KeyBanc has sharply reduced its price target for The Trade Desk (NASDAQ: TTD) to $40.00 from $88.00, while maintaining an Overweight rating on the advertising technology firm. The stock is currently quoted at $29.75 and has fallen nearly 75% over the past year, trading close to a 52-week low of $29.69 according to InvestingPro data.
The analyst firm said the cut in its target reflects a more cautious stance on future growth and a recalibration of the valuation multiples it applies. KeyBanc lowered its revenue estimates for The Trade Desk by 1% for 2026 and by 5% for 2027, citing a subdued view of spending on the open Internet. Those revenue adjustments have fed into reduced earnings forecasts, with KeyBanc trimming its 2026 EBITDA projection by 1% and its 2027 EBITDA projection by 6%.
KeyBanc’s revised $40 target is built on an 11.5x multiple of The Trade Desk’s projected 2027 EV/EBITDA, combining the lower financial outlook and the reduced valuation multiple applied by the firm.
Corporate developments at The Trade Desk have coincided with the analyst moves. The company named Tahnil Davis as Interim Chief Financial Officer after Alexander Kayyal unexpectedly departed the role after about five months. Management has reiterated its guidance for the fourth quarter of 2025, forecasting revenue of at least $840 million and adjusted EBITDA near $375 million.
Other brokerages have also reworked their targets for the company while largely retaining positive ratings. Rosenblatt cut its price target to $53 and Truist Securities set theirs at $60, with both firms keeping Buy ratings. Stifel lowered its target to $74 and cited concerns about potentially "lackluster" guidance for the company’s first quarter.

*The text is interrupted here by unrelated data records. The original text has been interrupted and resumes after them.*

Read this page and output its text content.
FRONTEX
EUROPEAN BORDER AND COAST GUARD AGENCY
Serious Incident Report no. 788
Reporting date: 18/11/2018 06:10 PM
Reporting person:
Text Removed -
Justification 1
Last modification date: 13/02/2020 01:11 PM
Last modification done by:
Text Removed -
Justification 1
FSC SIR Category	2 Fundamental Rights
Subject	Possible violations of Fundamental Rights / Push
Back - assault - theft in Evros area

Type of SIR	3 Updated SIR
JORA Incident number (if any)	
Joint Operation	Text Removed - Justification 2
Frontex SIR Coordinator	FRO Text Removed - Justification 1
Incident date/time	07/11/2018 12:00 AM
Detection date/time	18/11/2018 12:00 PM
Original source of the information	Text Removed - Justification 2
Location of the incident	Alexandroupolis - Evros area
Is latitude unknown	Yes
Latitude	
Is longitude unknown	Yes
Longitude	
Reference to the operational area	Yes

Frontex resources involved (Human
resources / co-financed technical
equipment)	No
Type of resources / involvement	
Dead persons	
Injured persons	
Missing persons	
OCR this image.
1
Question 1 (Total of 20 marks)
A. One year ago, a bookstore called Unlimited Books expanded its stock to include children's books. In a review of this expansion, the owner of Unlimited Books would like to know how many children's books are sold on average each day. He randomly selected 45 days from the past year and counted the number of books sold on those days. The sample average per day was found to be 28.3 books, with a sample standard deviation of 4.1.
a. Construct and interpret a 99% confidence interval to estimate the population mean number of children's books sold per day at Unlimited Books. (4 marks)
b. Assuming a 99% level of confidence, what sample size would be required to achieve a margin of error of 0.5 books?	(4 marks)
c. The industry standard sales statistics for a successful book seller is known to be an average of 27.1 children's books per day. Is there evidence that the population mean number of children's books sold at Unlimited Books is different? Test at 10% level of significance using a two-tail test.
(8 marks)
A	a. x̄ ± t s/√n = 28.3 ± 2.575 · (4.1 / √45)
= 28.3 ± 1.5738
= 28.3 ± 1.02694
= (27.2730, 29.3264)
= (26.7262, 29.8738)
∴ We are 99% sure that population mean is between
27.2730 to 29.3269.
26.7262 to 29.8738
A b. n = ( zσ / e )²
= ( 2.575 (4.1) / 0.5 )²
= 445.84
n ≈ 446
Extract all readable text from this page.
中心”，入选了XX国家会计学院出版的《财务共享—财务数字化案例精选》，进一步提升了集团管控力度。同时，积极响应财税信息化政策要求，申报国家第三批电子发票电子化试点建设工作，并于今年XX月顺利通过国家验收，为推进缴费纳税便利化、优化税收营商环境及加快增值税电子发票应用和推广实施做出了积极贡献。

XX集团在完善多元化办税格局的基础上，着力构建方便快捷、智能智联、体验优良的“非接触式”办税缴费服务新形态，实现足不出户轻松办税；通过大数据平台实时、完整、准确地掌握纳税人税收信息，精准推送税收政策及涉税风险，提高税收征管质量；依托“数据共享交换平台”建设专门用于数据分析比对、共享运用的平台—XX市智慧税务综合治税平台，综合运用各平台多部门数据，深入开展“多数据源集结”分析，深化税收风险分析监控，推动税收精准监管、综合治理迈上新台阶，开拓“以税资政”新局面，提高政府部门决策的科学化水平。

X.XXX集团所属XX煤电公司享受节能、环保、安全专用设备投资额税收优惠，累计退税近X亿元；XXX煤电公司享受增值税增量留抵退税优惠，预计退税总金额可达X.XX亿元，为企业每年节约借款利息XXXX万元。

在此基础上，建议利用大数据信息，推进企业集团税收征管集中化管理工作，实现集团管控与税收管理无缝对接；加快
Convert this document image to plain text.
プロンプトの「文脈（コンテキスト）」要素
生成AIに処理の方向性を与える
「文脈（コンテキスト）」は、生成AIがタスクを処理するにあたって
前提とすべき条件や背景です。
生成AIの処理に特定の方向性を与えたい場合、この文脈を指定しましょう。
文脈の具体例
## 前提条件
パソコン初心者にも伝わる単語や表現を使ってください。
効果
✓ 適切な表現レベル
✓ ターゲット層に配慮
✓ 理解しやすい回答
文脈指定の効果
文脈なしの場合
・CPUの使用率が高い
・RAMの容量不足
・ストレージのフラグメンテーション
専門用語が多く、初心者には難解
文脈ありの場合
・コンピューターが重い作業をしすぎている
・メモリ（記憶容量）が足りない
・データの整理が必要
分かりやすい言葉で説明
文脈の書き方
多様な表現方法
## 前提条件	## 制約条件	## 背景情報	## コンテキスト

Together, the analyst revisions and the CFO transition frame a period of recalibration for The Trade Desk. The stock’s steep decline over the past year and its proximity to the 52-week low are reflected in key valuation and forecast changes applied by several firms.
Key points
- KeyBanc cut its price target for The Trade Desk to $40 from $88 while keeping an Overweight rating.
- The firm trimmed 2026 revenue by 1% and 2027 revenue by 5%, with EBITDA forecasts down 1% for 2026 and 6% for 2027.
- The new valuation is based on an 11.5x multiple of projected 2027 EV/EBITDA; other analysts have also lowered targets but maintained Buy ratings.
Risks and uncertainties
- Slower-than-expected spending on the open Internet could pressure revenue in the digital advertising sector, affecting ad-tech firms and related equities.
- Changes in senior finance leadership create execution and reporting uncertainty for The Trade Desk during a period of adjusted analyst expectations.
- Downgrades to revenue and EBITDA forecasts drive valuation adjustments that may influence investor sentiment across technology and advertising stocks.
Bottom line
KeyBanc’s action narrows the valuation gap between its prior expectations and a more conservative outlook for The Trade Desk’s near-term growth and profitability. The company faces both operational and market-facing uncertainties as it moves forward with revised analyst assumptions and interim financial leadership.